Photo Credit: Bud Hardwick
The highest summits on San Juan Island follow the flank of the Island’s western coastline from Young Mt of English Camp; south to the island’s highest peak, Mt. Dallas, situated above Deadman Bay and the Westside Scenic Area. At nearly 900 ft of elevation, Cady Mountain has one of the highest summits. Its location is different from the other mountains however in its more eastern inland position making it somewhat unique and affecting its ecology. On its upper reaches are one of the finest stands of old-growth forest remaining in the San Juan Islands and the best example of surviving Garry oak savannah to be found anywhere in the entire Puget Sound region.

The mountain’s contribution to the island’s ecology is evident as one views its massive bulk rising from the extensive lowlands that surround it. Sweeping to the southeast, the slopes of Cady Mt contribute rain and ground water to the greatest watershed in the San Juan Islands. Lakes, ponds, and wetlands abound in this area, the water eventually gathering along the bottom of the San Juan Valley before spilling into False Bay on the island’s southwestern shore.
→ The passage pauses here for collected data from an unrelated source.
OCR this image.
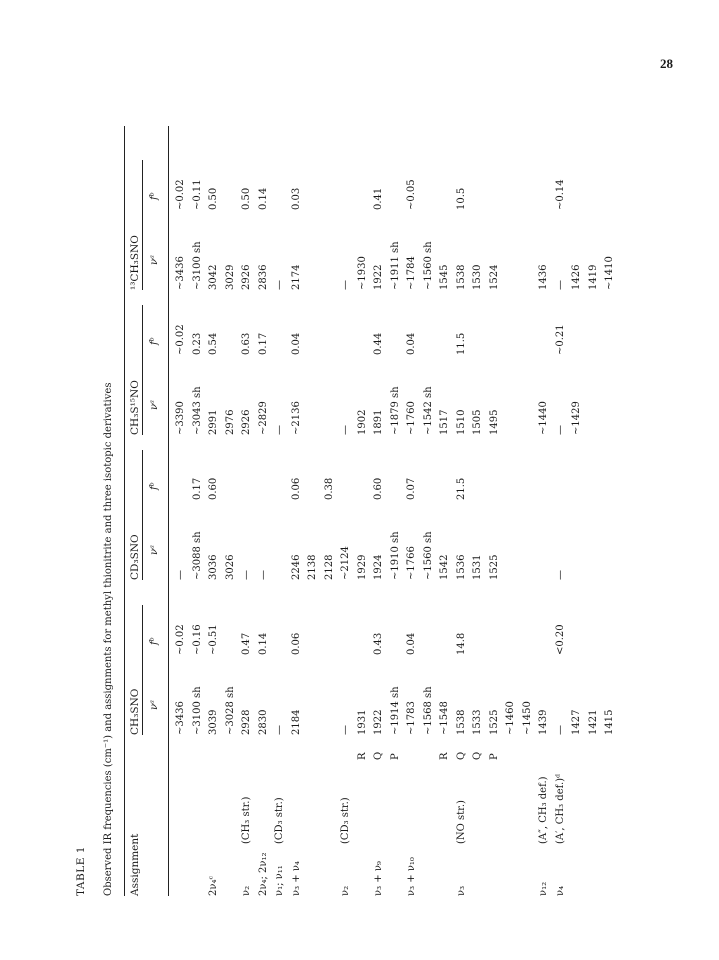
28
TABLE 1 Observed IR frequencies (cm⁻¹) and assignments for methyl thionitrite and three isotopic derivatives Assignment
CH₃SNO νᵃ
fᵇ
CD₃SNO νᵃ
fᵇ
CH₃S¹⁵NO νᵃ
fᵇ
¹³CH₃SNO νᵃ
fᵇ
~3436
~0.02
—
~3390
~0.02
~3436
~0.02
~3100 sh
~0.16
~3088 sh
0.17
~3043 sh
0.23
~3100 sh
~0.11
2ν₄ᶜ
3039
~0.51
3036
0.60
2991
0.54
3042
0.50
~3028 sh
3026
2976
3029
ν₂
(CH₃ str.)
2928
0.47
—
2926
0.63
2926
0.50
2ν₄; 2ν₁₂
2830
0.14
—
~2829
0.17
2836
0.14
ν₁; ν₁₁
(CD₃ str.)
—
—
—
ν₃ + ν₄
2184
0.06
2246
0.06
~2136
0.04
2174
0.03
2138 2128
0.38
ν₂
(CD₃ str.)
—
~2124
—
—
R
1931
1929
1902
~1930
ν₃ + ν₉
Q
1922
0.43
1924
0.60
1891
0.44
1922
0.41
P
~1914 sh
~1910 sh
~1879 sh
~1911 sh
ν₃ + ν₁₀
~1783
0.04
~1766
0.07
~1760
0.04
~1784
~0.05
~1568 sh
~1560 sh
~1542 sh
~1560 sh
R
~1548
1542
1517
1545
ν₃
(NO str.)
Q
1538
14.8
1536
21.5
1510
11.5
1538
10.5
Q
1533
1531
1505
1530
P
1525
1525
1495
1524
~1460 ~1450
ν₁₂
(A″, CH₃ def.)
1439
~1440
1436
ν₄
(A′, CH₃ def.)ᵈ
—
<0.20
—
—
~0.21
—
~0.14
1427
~1429
1426
1421
1419
1415
~1410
Though the preserve’s elevation and inland location make it special, it is the combination of untouched old-growth forest and remnants of a once dominant habitat that are its most important natural features. At one time the dry western mountainsides of San Juan Island were dominated by open grassy savannahs with a generous scattering of Garry oak trees. With the introduction of European styled farming and industry the long established habitat of the island was dramatically transformed. Logging, farming, ranching, mining, and wildland fire suppression were all factors in the changes that occurred.

The preserve is now protected from most of these transforming activities. Yet, quietly and without fanfare, a battle rages on Cady Mt’s summit. A small group of dedicated volunteers attempt to stop the loss of the remaining grassland and Garry oak habitat that is being overwhelmed by alien species. By purpose or accident many exotic species from distant parts of the globe have found their way here. Unfortunately they have found fertile ground to establish and in conjunction with native species that have flourished from the human activities of the past 150 years they have quite nearly overtaken the native habitat.

Today efforts are being made to remove these encroaching and exotic species and to protect and promote the reestablishment of the native habitat. The change is not measured in grass and oak trees alone but also in the wildflowers and animal species that are associated with this habitat. Notable among them are the return of the mountain bluebirds that were once plentiful. Long absent, the expansion of native grassland and open woodland is important to this beautiful bird’s presence. At the forefront of attempts to reestablish this type of habitat, multiple methods, some currently being evaluated for use elsewhere make the preserve a large open air laboratory. Among the mountains massive bulk, it is the wonder of a small patch of grass, and a tiny oak that gives hope that one day people may see as well as experience a thriving example of this special and fascinating island habitat.
Written By: Bud Hardwick
On: 7/22/2009


Cady Mountain is the highest inland summit of San Juan Island and is readily visible while driving west on either Beaverton or San Juan Valley Roads (look ahead to the right, northwest). As the Beaverton Valley Road passes Boyce Rd it becomes West Valley Rd. Continuing, the road rises over the southern slope of Cady Mt as it passes large Lawson’s Pond on the left and curves north closely below the mountain’s cliffy west face. Currently there is no public access to the Cady Mt Preserve, however, the San Juan County Landbank frequently arranges volunteer work parties in their efforts to protect and reestablish the native habitat.